Jake Sully: Everything is backwards now, like out there is the true world and in here is the dream
As far as the story goes, one can say what they will about how Cameron handles his characters and dialog (Titanic won 11 Oscars, but wasn't nominated for best Screenplay), but his effectiveness as a storyteller is certainly present here. It is certainly not the freshest of plots and some of the characters could use some more development, but as I mentioned towards the beginning, I was right there with the beats that were being hit throughout. It certainly helps that many of the performances were quite strong or otherwise effective. Sam Worthington has emerged from nowhere, only to star both here and in the latest Terminator, and he proves himself as a capable action star. Stephen Lang is not an actor I am too familiar with, but he joins the leagues of entertaining gung-ho Colonels. Sigourney Weaver and Ribisi also do a good job with somewhat underwritten characters. I was most impressed with Zoe Saldana however. Playing one of the Na'vi, it's not just a vocal performance, the performance capture work and, essentially, the acting that she has done for this role was fantastically done to bring this character to life and make her resonate.
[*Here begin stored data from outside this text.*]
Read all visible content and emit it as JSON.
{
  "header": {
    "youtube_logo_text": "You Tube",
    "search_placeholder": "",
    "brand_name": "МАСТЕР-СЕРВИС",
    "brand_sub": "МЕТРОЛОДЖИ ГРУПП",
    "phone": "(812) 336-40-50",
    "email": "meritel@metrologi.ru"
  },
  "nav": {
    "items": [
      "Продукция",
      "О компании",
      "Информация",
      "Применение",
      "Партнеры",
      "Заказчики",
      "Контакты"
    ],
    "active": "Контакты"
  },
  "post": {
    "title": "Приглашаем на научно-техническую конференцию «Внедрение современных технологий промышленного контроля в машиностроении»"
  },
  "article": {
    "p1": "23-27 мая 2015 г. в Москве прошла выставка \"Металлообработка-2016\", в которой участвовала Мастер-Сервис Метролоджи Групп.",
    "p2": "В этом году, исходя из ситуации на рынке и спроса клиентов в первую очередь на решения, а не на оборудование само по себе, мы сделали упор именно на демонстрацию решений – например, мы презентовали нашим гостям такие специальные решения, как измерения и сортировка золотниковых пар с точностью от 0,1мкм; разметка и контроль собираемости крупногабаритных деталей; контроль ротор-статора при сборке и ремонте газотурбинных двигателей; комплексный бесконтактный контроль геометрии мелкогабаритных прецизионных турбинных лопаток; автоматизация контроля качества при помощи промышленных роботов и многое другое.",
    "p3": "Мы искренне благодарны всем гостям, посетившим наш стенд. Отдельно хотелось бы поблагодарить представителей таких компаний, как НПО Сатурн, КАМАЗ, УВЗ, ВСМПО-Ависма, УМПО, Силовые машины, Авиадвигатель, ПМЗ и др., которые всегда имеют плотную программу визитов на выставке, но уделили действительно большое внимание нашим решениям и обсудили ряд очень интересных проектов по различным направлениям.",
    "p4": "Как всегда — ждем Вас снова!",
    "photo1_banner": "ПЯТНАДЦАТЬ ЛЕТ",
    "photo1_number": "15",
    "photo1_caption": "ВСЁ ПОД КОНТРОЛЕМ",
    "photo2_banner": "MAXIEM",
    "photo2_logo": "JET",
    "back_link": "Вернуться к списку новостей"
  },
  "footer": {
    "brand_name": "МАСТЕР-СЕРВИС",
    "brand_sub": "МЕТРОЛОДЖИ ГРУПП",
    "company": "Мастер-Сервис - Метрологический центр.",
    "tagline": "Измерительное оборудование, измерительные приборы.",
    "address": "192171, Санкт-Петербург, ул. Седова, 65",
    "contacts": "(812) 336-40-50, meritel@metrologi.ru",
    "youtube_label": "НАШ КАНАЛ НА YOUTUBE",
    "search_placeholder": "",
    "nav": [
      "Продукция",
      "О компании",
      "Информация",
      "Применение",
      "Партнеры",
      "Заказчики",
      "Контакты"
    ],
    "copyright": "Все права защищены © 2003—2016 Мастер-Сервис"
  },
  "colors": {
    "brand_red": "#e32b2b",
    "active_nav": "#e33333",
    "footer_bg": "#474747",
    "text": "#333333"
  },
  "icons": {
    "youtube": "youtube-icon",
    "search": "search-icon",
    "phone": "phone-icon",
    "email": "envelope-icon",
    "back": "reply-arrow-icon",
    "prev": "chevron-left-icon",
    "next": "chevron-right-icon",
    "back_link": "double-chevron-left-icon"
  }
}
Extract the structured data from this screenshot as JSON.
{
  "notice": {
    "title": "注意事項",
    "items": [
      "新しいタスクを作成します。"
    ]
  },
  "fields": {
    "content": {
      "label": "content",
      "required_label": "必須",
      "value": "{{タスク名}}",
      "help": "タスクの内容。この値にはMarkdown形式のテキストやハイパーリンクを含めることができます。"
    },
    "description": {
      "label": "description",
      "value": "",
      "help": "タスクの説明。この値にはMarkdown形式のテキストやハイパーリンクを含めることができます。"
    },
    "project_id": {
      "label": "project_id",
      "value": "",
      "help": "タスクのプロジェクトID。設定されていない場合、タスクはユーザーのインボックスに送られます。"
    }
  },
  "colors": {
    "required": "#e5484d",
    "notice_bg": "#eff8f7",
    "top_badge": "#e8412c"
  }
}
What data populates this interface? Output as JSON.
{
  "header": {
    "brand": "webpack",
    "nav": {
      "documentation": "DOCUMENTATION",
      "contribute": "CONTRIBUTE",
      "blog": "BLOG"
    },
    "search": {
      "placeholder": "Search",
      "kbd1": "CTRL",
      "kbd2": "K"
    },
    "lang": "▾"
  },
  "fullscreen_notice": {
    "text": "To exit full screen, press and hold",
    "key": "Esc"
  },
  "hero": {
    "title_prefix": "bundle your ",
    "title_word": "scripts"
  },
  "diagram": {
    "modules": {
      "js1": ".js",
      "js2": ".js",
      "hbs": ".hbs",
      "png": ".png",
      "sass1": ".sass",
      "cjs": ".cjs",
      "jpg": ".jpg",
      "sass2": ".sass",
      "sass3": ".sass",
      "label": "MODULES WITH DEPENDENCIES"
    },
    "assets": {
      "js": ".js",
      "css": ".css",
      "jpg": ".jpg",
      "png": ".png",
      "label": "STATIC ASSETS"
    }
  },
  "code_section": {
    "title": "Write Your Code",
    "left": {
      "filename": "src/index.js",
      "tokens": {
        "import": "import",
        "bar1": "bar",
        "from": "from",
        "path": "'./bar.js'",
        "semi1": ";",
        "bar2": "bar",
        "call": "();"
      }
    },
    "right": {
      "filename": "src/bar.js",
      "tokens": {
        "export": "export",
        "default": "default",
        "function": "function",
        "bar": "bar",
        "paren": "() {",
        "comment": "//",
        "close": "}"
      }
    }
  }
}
This film is certainly a sci-fi epic, with more time devoted to simply exploring the world of this film and hitting some emotional beats, but when the film gets into its action, it goes for broke, with some standout sequences within the middle of the film, only leading to the final battle, which lasts for a good half an hour. Accompanied by a very James Horner sounding James Horner score (which is acceptable), the staging of the action that features an incredible display of Na'vi/creatures vs. machine is all kinds of awesome. Again, suffice it to say, there a lot of ''Yeah!'' moments to sink one's teeth into (and between this movie and District 9, it's been a good year for Mech Battles).
Jake Sully: ...So why would he look up?
Finally, beyond all the effects and the story that is present in this film, I really just loved the ideas presented. The concepts of both the technology that now exists in the year this film takes place (2154) as well as the creatures on display here (what the purpose of the Na'vi's hair is for example) is all very intriguing, and will easily lend itself to making this film very re-watchable, in order to take everything in (of course the Blu-Ray special features will help with this as well).

Some are saying this film is a benchmark in the time-line of movies like the Wizard of Oz and Star Wars, and while I wouldn't necessarily go that far, I would certainly say it's the next Jurassic Park. Minor story flaws aside, I really loved how this film played out and that's only accompanying the truly magnificent effects work on display. A truly grand epic of sci fi filmmaking.

Col. Quaritch: That's one big damn tree.
Notes on the special edition for the film: The added sequences function in the same way most Cameron's special features do, some elements are added that expand on a few story beats, a new action scene takes place, which actually aids the proceeding sequence, and there is some additional character work, which benefits the film quite well.